国内に流通する魔導具の大半を扱う、装備の中枢だ。


「広すぎて逆に困るな」


櫻田は軽く肩を回す。


「とりあえず受付行くぞ」


***


受付カウンター。


ハンター証の確認と、ポイント管理が行われている。


「ハンター証をお出しください」


「……ああ」


差し出す。


「櫻田幸一様ですね。

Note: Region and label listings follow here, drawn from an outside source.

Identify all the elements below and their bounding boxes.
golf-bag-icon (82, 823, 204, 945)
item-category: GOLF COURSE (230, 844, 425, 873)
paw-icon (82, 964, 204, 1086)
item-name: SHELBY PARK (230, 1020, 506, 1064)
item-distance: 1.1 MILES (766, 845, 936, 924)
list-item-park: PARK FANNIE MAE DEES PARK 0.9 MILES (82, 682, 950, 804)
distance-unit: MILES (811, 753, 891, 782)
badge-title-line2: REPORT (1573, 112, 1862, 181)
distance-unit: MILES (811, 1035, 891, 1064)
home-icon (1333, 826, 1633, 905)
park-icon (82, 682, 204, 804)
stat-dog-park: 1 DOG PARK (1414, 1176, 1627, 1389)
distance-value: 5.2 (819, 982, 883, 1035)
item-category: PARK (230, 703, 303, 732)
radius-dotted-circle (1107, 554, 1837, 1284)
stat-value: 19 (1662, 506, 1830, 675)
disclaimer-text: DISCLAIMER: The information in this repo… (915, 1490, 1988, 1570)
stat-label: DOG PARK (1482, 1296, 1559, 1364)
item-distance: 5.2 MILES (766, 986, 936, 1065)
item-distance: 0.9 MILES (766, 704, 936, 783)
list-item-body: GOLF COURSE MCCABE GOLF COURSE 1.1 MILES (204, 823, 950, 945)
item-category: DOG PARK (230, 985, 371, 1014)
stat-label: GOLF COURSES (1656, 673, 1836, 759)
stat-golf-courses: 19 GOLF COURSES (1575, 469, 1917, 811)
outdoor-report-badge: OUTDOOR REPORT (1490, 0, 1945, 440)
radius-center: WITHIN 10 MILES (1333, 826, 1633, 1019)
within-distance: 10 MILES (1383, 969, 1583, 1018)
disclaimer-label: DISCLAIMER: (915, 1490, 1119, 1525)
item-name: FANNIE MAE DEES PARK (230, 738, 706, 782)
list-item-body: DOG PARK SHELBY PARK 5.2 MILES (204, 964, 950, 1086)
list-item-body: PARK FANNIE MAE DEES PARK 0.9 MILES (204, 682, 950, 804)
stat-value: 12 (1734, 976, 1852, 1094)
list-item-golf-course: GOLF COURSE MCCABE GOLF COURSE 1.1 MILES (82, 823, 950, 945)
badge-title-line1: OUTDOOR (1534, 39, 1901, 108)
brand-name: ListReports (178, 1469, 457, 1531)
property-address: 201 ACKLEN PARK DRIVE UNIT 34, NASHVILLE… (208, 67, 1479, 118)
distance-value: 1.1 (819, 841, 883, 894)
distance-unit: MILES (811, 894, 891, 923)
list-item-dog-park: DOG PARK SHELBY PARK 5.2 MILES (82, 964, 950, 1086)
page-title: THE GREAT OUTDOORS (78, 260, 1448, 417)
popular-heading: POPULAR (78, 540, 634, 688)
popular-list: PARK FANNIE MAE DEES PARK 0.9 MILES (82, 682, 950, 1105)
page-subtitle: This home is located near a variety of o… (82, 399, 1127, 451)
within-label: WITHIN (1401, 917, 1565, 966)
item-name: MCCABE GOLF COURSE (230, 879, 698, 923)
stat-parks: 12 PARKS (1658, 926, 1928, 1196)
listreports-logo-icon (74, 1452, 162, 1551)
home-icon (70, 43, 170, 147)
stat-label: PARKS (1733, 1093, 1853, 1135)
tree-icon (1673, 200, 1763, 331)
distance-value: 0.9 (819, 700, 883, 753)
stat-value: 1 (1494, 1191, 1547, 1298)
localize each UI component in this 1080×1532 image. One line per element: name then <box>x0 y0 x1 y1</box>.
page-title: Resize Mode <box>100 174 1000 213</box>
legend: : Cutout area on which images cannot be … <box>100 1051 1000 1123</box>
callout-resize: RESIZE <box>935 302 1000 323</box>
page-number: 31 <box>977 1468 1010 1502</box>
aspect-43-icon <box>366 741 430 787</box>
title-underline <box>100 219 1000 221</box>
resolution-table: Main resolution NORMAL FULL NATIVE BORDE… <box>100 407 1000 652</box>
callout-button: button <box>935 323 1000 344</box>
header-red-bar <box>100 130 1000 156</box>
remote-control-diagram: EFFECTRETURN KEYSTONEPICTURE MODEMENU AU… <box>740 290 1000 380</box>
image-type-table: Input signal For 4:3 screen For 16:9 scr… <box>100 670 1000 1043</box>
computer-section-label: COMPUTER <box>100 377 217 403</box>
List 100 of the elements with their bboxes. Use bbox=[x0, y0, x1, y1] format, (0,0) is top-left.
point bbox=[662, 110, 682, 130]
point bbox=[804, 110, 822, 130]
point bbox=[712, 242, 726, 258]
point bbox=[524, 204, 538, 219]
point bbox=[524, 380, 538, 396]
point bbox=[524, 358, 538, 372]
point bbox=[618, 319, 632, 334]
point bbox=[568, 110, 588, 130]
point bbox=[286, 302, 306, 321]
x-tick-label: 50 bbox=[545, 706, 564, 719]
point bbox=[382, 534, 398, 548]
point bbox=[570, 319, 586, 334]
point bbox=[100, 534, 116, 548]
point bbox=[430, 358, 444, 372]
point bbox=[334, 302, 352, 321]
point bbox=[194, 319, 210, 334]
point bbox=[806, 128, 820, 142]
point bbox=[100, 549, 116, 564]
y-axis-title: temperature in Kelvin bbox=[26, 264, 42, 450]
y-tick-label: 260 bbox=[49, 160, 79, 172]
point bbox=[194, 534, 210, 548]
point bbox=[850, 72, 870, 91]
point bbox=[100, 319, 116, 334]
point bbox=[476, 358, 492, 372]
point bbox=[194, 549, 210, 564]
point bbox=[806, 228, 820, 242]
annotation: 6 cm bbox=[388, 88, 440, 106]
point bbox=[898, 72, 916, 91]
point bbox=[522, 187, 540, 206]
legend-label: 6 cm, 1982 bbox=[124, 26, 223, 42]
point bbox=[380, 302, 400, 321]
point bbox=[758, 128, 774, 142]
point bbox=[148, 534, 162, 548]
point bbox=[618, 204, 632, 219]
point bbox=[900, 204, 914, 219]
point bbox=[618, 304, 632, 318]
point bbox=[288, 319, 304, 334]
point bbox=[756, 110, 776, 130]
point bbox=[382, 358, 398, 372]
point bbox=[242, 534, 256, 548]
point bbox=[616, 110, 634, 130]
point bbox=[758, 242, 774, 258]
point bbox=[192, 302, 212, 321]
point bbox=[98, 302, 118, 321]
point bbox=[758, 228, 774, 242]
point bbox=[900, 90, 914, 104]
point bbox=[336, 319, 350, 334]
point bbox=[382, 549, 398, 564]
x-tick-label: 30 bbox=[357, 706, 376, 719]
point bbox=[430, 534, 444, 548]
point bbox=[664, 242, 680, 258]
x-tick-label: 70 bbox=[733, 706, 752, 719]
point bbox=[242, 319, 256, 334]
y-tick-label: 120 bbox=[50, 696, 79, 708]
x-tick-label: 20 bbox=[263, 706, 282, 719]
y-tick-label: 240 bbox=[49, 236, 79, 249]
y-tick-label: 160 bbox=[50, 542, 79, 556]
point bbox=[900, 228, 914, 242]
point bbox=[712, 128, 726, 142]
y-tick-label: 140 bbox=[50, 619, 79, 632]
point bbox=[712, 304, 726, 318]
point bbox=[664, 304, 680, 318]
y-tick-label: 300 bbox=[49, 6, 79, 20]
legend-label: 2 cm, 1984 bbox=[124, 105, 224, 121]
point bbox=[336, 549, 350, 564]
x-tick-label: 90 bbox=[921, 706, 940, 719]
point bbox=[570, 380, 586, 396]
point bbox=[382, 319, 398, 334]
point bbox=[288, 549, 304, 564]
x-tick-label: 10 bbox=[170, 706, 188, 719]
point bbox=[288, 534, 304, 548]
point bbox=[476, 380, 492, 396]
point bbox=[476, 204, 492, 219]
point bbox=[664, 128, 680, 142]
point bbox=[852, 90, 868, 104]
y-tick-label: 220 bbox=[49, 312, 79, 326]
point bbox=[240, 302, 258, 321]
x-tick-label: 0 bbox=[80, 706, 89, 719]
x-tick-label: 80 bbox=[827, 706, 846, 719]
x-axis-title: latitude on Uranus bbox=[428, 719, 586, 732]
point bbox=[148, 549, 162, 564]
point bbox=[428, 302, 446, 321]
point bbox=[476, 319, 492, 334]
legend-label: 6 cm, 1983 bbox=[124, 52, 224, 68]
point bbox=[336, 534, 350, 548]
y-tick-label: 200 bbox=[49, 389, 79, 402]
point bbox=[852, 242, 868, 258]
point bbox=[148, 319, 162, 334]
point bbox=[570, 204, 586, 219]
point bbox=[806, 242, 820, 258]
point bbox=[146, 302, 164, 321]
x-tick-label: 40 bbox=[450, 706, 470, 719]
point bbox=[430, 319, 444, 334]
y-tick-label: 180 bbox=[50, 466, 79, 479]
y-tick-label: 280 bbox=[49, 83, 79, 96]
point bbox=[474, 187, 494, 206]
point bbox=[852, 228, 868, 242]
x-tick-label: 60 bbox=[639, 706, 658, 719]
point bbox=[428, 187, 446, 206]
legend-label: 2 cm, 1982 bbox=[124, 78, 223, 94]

指紋認証と合言葉をお願いします」


Sランクであることに気づいているはずだが、態度は変わらない。

徹底された教育の成果だろう。


指紋認証はすぐに終わる。


問題は――


「……合言葉、なんだっけ」


思い出せない。


成り代わり対策として導入された仕組みだが、当人にとっては面倒でしかない。


「ヒントをお出ししましょうか?」


「頼む」


「『今お前が思っていること』です」


一瞬の間。


「ああ――帰って寝たい」


「正解です」


即答だった。


――どうして過去の俺は、こういうところだけ的確なんだ


小さく息を吐く。


「ポイントの換金はなさいますか?」


「じゃあ、千ポイント頼む」


「かしこまりました」


ブルー・アーセナル内での取引は基本的にポイント制だ。

現金化は、生活費のために限られる。


ポイントはゲート攻略で支給される。


Eで1、Dで10、Cで100、Bで1000、Aで1万、Sで10万。


ただし、その価値は単純ではない。


換金すれば一ポイント千円。

だが購入時には、その百倍――十万円に跳ね上がる。


「……そりゃ文句も出るよな」


小さく呟く。


だが、それもかつての混乱、インフレを防ぐための仕組みだ。

簡単に変えられるものではない。


「櫻田さーん!早く来てください!」


振り返ると、麗奈がエレベーターの前で跳ねていた。


「今行く」


軽く手を上げ、歩き出す。


――休みだと思えば、少しはマシか


そんなことを考えながら、足を速めた。